From what I see, most campaigning is done in speeches. And public speaking is deeply embedded in the culture. Despite the mediocre arguments given in debates of beginning debaters I have helped coach, no student has a problem speaking in front of judges, and they don’t read from their paper – the students actually give a speech, freely expressing what they are thinking in English. In Israel, beginners usually nervously have their eyes glued – absolutely glued – to their notes, which seem to be glued to their hands, as they read word-for-word what they or their debate partners have written during preparation time.
In one workshop in Kigali, one student, every time, always starts his speeches reading from the paper and I honest-to-God have absolutely no idea what he is saying when he reads from the paper. Nor does the other team. It’s an issue. Then, suddenly, after 60 seconds, when he is done with what I think is the “introductory stage” of his speech, he looks up. He folds the paper. And then he just speaks. And he is clear, fantastic, and quite clever even. And he does this every time. “Don’t read from the paper!” we all tell him, debaters and coaches alike.
I gave the students the motion “This House Would discontinue quotas for women in the Rwandan parliament.” They looked at me, confused. “So, there will be no women in parliament?” some asked. “No,” I told them. “There just will not be seats reserved for them. They can still win in elections. There can even be a parliament only of women!” (In my dreams.) My fellow debate teacher, who is Rwandan, went on to explain to the students, in Kinyarwanda, what the quota system was. There was a lot of back-and-forth and more confused faces. “So how can there be 100% women in parliament if there are no quotas?” they asked. How, indeed. Ok, so maybe my 100% women in parliament was not the best example. It dawned on me, then, that these kids were no more than nine or ten years old when quotas for women were introduced with the first election after the genocide, and have never known any election without quotas. Suggesting that there be no quotas for women would be like suggesting to American teenagers that there be no plurality elections and that elections be proportional – I know plenty of American teenagers who would really have no idea what I was talking about. Or, alternatively, telling Israeli teenagers to debate the merits of switching to a presidential system, where the president could veto any bills passed by parliament – I remember fellow university student being confused by this. And when some of my fellow Polisci classmates at Hebrew University learned about a completely Westminster model, they were absolutely confused for a few minutes. For these young Rwandans, female quotas were as ingrained and obvious – part of conventional wisdom – as proportional election systems are for Israelis or the presidential system and majoritarian system is for Americans.

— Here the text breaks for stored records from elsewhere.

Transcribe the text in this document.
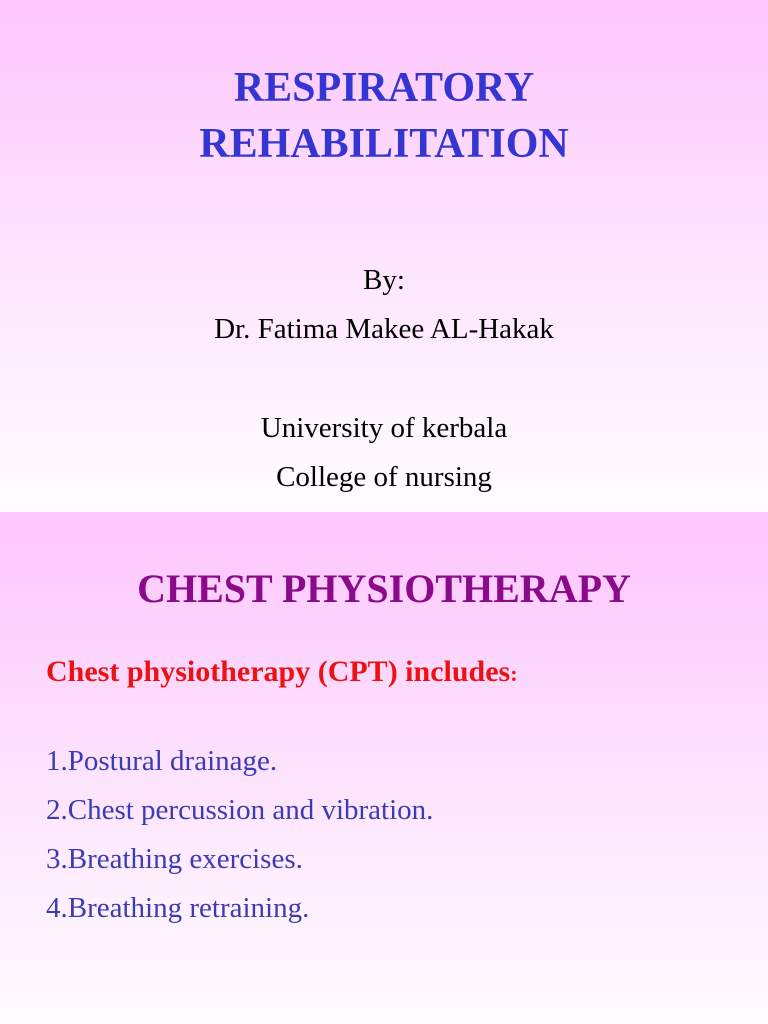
RESPIRATORY
REHABILITATION

By:

Dr. Fatima Makee AL-Hakak

University of kerbala

College of nursing

CHEST PHYSIOTHERAPY

Chest physiotherapy (CPT) includes:

1.Postural drainage.
2.Chest percussion and vibration.
3.Breathing exercises.
4.Breathing retraining.
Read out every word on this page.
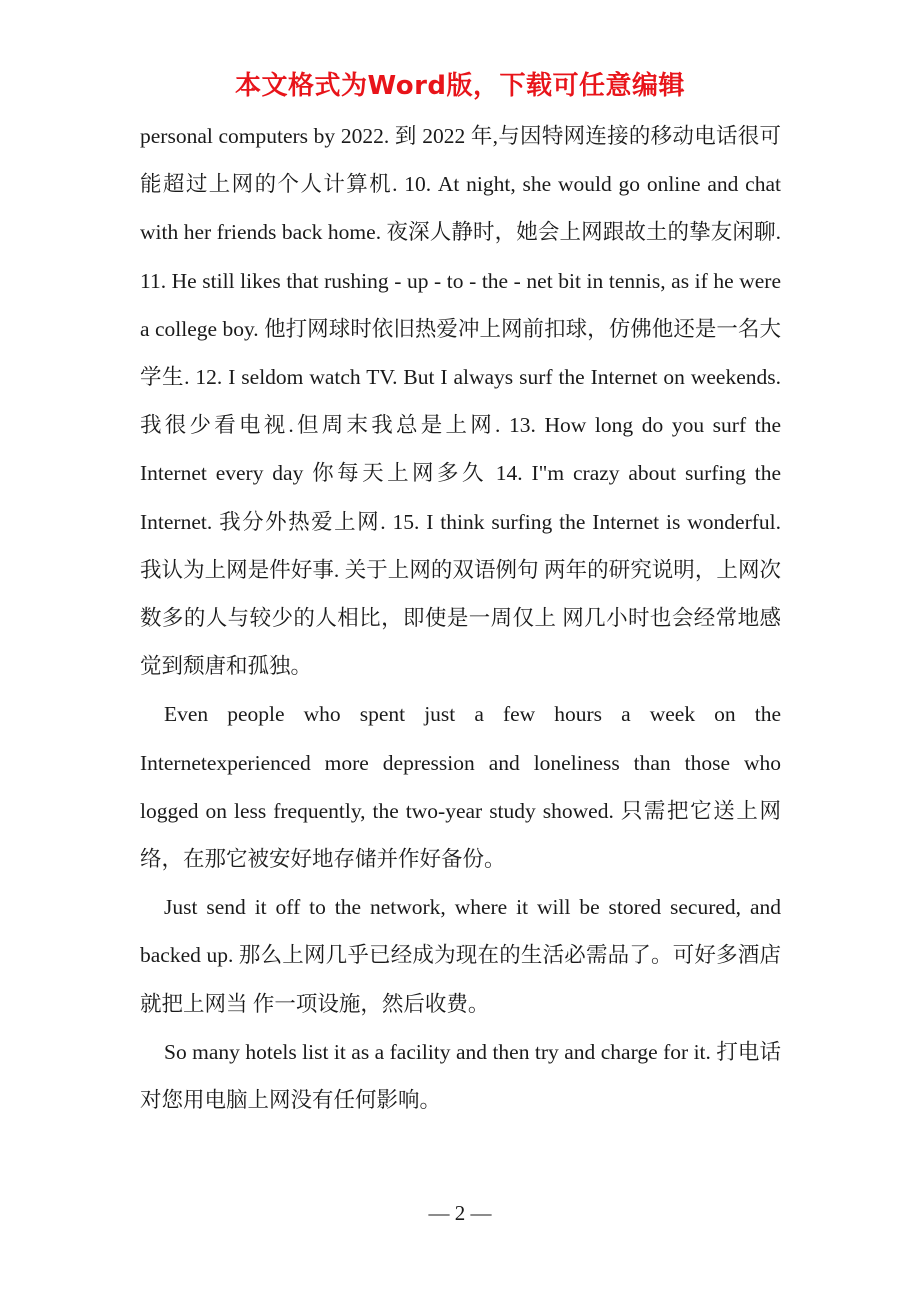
本文格式为Word版，下载可任意编辑

personal computers by 2022. 到 2022 年,与因特网连接的移动电话很可能超过上网的个人计算机. 10. At night, she would go online and chat with her friends back home. 夜深人静时，她会上网跟故土的挚友闲聊. 11. He still likes that rushing - up - to - the - net bit in tennis, as if he were a college boy. 他打网球时依旧热爱冲上网前扣球，仿佛他还是一名大学生. 12. I seldom watch TV. But I always surf the Internet on weekends. 我很少看电视.但周末我总是上网. 13. How long do you surf the Internet every day 你每天上网多久 14. I"m crazy about surfing the Internet. 我分外热爱上网. 15. I think surfing the Internet is wonderful. 我认为上网是件好事. 关于上网的双语例句 两年的研究说明，上网次数多的人与较少的人相比，即使是一周仅上 网几小时也会经常地感觉到颓唐和孤独。

Even people who spent just a few hours a week on the Internetexperienced more depression and loneliness than those who logged on less frequently, the two-year study showed. 只需把它送上网络，在那它被安好地存储并作好备份。

Just send it off to the network, where it will be stored secured, and backed up. 那么上网几乎已经成为现在的生活必需品了。可好多酒店就把上网当 作一项设施，然后收费。

So many hotels list it as a facility and then try and charge for it. 打电话对您用电脑上网没有任何影响。

— 2 —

I am not sure what I think of this. Is this good? I mean, I would love there to be quotas for women everywhere – I think it is absolutely necessary, I am not sure discrimination against women will ever go away, so I think quotas should just be a permanent part of all democracies. But, somehow, not being able to envision a parliament with a majority of women without quotas – as perhaps impossible as this may be (and I have a hunch that it’s impossible) – is somehow sad. I think Rwandans above the age of, say, 17, see quotas the same way I do - as a solution to a problem, not as the conventional wisdom, not as the starting point they grew up with. Me and my fellow Rwandan coach were equally confused by the confusion among the younger students.
This particular debate proposed to cancel all forms of affirmative actions, including both quotas in parliament and affirmative action in educational institutions. Today, girls need slightly lower marks than boys to get accepted into secondary schools. This does a fairly good job of encouraging more women to study in high school, and I personally think is a great policy. The arguments presented were an interesting mix of outdated 19th-century “feminism” – mostly arguments about how women need to raise children and so should be educated – and incredibly progressive insights into women’s role in business – namely, that they are really good at business in Rwanda. And they pointed something out that I am ashamed to say I have not pointed out in my blog, or really noticed: women are almost always the ones marketing and selling stuff. And I should know. Because I like buying stuff. It is not only that women are selling second-hand clothes, it is almost everything – veggies, milk, cooked food, shoes, candy, tea, beer, passion fruit and pineapple wine, chocolate-flavored yogurt lollypops, everything.
Aside – chocolate-flavored yogurt lollypops are an absolute lifesaver in rural areas with no chocolate. I think the fact that the vast majority of lollypops are chocolate flavored in Rubona is an indication that chocolate cravings are universal. Coffee, apparently, isn’t, because it’s impossible to find in the rural areas, except in its bean form, attached to the ground or in a truck on its way for export.
Anyway, women are not just the pretty faces selling, like a woman at a Clinique mall counter, they also are the ones purchasing the goods, running the shop, deciding the prices, etc.
And the butter milk cafes seem to be good at branching out, and selling other things that the type of people who like butter milk might also like. For example, one little shop not only offers milk, but also shoes and perfume. It’s kind of funny: milk, amandazies (donuts), chapatti, chocolate-flavored yogurt lollypops, shoes, and perfume lined up. Life’s pleasures, all on one shelf. I think that particular butter milk shop is more popular among the ladies. There are usually more women there then the other places.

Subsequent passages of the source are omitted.